I've been working with AdonisJS (4.1) lately on a rebuild of some services and such for my full time job. Today we noticed that password reset tokens were being generated with plusses in them. While this really isn't a major issue, if that token is url-encoded to be emailed to someone, and then url-decoded, those plusses become spaces and subsequently attempting to decrypt that hash fails.

Now, obviously the easiest, quick & dirty solution is to just replace any spaces in the url-decoded token with a + instead, but this made me curious so I dug in a bit to find out what was being used to encrypt tokens, which turned out to be the simple-encryptor npm package. That package offers a couple additional config params that adonis simply ignores:

Options hash - encryptor(opts)

Alternatively you can specify the string key and other options as a hash. The following properties are supported:

key - the string key to derive the crypto key from. Specifically the crypto key will be derived as the SHA-256 hash of this key. This must be specified, there is no default.
hmac - whether or not to calculate the HMAC of the encrypted text and add that to the result. Additionally, if enabled this will verify the HMAC prior to decrypting. Adding HMACs will add 64-bytes to the result of each encryption (32-byte HMAC stored as hex). By default this is true.
reviver - you can pass in a custom reviver function that will be used during decryption. Useful, for example, when your payload contains a date object and you want it to be recreated during decryption.
debug - whether to log errors decrypting, by default this is false.

Adonis merely passes the key, and ignores the reset. With a little bit of poking around it appeared as though if I disabled hmac, resulting tokens did not include those pesky plusses. This made me curious whether I could override the default Encryption provider that's built into adonis core or not (I assumed yes) and how difficult that might be.

Turns out, it's actually fairly straightforward!

To accomplish it, one must simply create their own provider, and then override the Encryption alias to point at their provider instead of the core provider.

Custom provider: /providers/Encryption/Provider.js

'use strict'

const { ServiceProvider } = require('@adonisjs/fold')

class Encryption extends ServiceProvider {
  register() {
    this.app.singleton('MyEncryption', (app) => {
      const Encryption = require('@adonisjs/framework/src/Encryption')

      const options = {
        key: app.use('Adonis/Src/Config').get('app.appKey'),
        hmac: false
      }

      return new Encryption(options)
    })

    this.app.alias('MyEncryption', 'Encryption')
  }
}

module.exports = Encryption

This then gets appended to the end of the providers array in your /start/app.js file:

const providers = [
  '@adonisjs/framework/providers/AppProvider',

  // ... snip ...

  path.join(__dirname, '..', 'providers', 'Encryption/Provider'),
]

That core AppProvider includes several core providers necessary for proper function of Adonis.
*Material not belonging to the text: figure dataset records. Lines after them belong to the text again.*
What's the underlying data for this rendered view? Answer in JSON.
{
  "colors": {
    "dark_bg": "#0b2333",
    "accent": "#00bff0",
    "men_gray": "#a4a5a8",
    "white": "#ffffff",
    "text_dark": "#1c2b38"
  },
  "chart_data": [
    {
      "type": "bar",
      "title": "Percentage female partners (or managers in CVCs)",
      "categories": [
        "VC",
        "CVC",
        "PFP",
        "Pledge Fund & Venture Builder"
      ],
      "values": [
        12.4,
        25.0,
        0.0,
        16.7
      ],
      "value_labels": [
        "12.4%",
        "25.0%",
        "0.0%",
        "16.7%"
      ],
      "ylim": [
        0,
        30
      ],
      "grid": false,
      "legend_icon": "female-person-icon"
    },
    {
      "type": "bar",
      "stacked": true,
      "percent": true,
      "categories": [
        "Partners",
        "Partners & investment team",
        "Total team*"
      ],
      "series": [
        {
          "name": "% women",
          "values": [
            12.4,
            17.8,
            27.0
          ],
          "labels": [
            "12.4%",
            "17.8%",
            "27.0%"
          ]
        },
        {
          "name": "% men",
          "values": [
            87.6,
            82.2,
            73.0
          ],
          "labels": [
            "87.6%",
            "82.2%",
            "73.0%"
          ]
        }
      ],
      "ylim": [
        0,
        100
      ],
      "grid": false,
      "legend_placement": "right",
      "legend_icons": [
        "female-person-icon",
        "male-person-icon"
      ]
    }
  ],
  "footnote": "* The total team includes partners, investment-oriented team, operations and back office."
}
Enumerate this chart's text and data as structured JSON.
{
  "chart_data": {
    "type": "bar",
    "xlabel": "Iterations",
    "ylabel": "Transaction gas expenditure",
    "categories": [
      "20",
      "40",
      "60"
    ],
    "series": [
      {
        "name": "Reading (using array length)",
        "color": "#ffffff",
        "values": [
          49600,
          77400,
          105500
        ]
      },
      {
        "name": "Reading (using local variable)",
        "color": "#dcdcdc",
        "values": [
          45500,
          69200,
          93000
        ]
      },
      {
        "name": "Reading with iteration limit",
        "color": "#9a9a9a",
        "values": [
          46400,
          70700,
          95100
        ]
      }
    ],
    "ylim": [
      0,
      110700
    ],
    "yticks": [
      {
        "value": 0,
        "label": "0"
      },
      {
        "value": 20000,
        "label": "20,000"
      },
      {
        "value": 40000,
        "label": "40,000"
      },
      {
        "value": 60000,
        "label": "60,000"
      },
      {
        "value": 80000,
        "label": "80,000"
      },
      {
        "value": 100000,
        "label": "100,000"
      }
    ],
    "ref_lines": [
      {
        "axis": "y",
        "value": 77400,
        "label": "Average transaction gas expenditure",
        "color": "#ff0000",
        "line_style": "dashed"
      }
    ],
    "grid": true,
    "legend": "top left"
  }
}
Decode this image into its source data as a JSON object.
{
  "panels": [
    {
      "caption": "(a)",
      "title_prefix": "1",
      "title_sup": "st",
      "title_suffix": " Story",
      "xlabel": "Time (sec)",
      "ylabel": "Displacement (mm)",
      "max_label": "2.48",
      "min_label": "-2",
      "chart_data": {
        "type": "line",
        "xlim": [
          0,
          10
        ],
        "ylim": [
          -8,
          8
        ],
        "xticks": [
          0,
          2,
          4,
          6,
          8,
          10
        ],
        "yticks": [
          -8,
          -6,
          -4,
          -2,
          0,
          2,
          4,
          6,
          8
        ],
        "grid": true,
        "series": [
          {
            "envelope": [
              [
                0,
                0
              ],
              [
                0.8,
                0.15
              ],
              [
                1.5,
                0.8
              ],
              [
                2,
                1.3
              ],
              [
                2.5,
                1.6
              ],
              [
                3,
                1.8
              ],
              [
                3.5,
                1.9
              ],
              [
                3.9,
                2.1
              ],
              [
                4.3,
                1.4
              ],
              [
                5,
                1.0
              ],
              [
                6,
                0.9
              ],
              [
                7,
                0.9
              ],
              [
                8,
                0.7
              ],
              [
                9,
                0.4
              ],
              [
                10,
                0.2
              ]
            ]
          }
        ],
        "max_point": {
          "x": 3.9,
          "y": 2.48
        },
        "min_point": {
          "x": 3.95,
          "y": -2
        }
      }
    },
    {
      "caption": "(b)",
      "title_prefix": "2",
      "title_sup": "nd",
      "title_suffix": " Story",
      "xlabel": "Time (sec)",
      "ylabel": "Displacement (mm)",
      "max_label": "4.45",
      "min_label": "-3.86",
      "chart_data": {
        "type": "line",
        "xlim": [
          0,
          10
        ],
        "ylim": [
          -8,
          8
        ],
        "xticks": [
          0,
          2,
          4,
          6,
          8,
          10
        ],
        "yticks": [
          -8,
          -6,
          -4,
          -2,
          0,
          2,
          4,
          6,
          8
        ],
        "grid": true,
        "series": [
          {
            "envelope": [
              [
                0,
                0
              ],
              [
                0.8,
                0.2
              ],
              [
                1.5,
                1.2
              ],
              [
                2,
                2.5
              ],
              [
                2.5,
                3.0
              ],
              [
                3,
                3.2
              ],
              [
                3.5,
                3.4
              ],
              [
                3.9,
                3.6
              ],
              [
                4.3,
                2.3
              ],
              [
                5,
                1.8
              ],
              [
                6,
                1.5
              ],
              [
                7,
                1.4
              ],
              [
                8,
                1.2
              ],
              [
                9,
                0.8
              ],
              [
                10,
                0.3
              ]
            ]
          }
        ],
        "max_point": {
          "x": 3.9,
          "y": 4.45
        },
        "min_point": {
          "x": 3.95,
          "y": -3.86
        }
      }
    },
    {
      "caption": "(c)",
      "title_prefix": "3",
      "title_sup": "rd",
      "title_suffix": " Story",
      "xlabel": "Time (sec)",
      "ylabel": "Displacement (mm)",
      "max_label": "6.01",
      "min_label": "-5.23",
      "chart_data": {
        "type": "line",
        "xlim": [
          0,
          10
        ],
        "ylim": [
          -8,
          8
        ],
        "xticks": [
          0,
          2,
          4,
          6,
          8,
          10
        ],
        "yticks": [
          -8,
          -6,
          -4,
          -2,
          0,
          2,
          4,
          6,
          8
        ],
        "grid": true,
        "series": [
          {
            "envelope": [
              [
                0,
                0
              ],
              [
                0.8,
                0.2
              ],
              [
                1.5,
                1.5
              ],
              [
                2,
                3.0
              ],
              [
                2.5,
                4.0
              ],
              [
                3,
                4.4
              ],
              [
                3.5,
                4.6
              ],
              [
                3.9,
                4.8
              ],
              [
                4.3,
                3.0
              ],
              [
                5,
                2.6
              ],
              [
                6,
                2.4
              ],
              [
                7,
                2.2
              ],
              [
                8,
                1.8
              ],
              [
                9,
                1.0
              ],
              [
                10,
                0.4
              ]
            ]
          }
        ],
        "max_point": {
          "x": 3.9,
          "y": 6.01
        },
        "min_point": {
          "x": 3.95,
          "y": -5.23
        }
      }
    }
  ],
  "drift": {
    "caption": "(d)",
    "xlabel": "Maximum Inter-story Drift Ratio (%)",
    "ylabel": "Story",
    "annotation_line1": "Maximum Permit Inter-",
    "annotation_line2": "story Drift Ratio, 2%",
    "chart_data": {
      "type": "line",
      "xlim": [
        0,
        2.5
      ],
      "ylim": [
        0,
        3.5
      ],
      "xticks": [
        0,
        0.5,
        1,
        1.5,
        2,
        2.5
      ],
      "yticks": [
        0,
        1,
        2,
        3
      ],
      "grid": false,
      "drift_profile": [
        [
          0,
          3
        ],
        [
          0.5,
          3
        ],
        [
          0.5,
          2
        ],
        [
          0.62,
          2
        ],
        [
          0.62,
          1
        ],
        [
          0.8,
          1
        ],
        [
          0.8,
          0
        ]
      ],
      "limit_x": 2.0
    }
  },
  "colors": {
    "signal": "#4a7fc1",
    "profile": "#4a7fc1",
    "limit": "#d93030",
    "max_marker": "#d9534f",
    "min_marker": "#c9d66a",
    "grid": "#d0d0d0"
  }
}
One could override the whole thing and reference their overridden version instead, but that's silly to just change one of the providers it registers. So the method I've laid out here is probably the more sane approach.

But...

Whether excluding the hmac calculation is a good idea or not is debatable, since it authenticates the validity of the hash in question. Additionally while my observation was that tokens did not include plusses when doing this, I cannot definitively say that's accurate.

Additionally, it seems like the better approach here would be rather than me overriding this for myself, that if it were a worthwhile change it should instead expose those neglected config options that simple-encryptor provides in a config file, and merge that config in within the existing core provider. That would be a relatively painless pull request to put together, but since it's of questionable value, I'm not going to bother.

In any case, it's nice to know that core providers can be easily overridden simply by pointing the alias they define at a different provider instead.